Environ un millier de soldats et d'officiers membres d'une unité d'élite de la police fédérale ont encerclé la législature de la capitale de l'État de Bahia. Salvador est la troisième plus grande ville du pays, avec 2,7 millions du pays, et doit accueillir des matchs lors de la Coupe du monde de soccer en 2014.

Les négociations n'ont pas permis de mener à l'arrêt de la grève à Salvador, alors que les autorités de Rio de Janeiro se préparaient aussi à faire face à la colère des policiers.

Les autorités ont installé des barrières protectrices et ont positionné des policiers anti-émeutes autour de la législature de l'État de Rio, alors que les élus se préparaient à voter sur une hausse de salaire de 39 pour cent pour les policiers, les pompiers et les gardiens de prison, qui menaçaient tous de déclencher la grève vendredi.

Cette augmentation ferait passer le salaire de départ d'un officier à 964 $ par mois.

Les travailleurs en cause doivent se rencontrer jeudi pour décider s'ils déclencheront une grève qui pourrait affecter grandement les fêtes entourant le Carnaval de Rio, qui attire chaque année 800 000 touristes et génère des retombées de 500 millions $ pour la ville.

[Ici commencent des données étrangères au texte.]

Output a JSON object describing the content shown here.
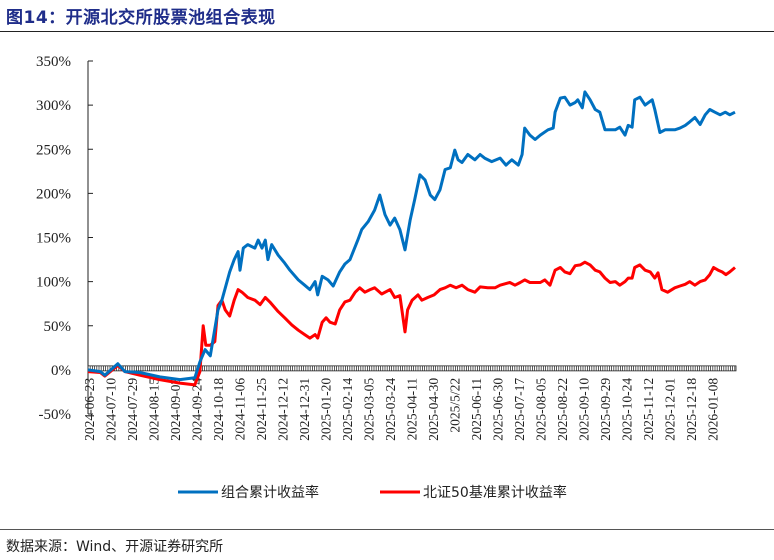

Le mécontentement des policiers est répandu au Brésil. Plusieurs officiers se plaignent des salaires trop bas et des conditions de travail dangereuses dans un pays qui a enregistré près de 50 000 meurtres en 2010.

À Salvador, les policiers réclament des hausses de salaire et l'amnistie pour ce qu'un juge a qualifié d'arrêt de travail illégal.

Selon le quotidien Estado de Sao Paulo, les policiers de huit autres États songeraient à déclencher une grève. Ils demanderaient principalement que leurs salaires soient haussés afin d'équivaloir au minimum de 2033$ par mois que gagnent les policiers du district fédéral de la capitale, Brasilia.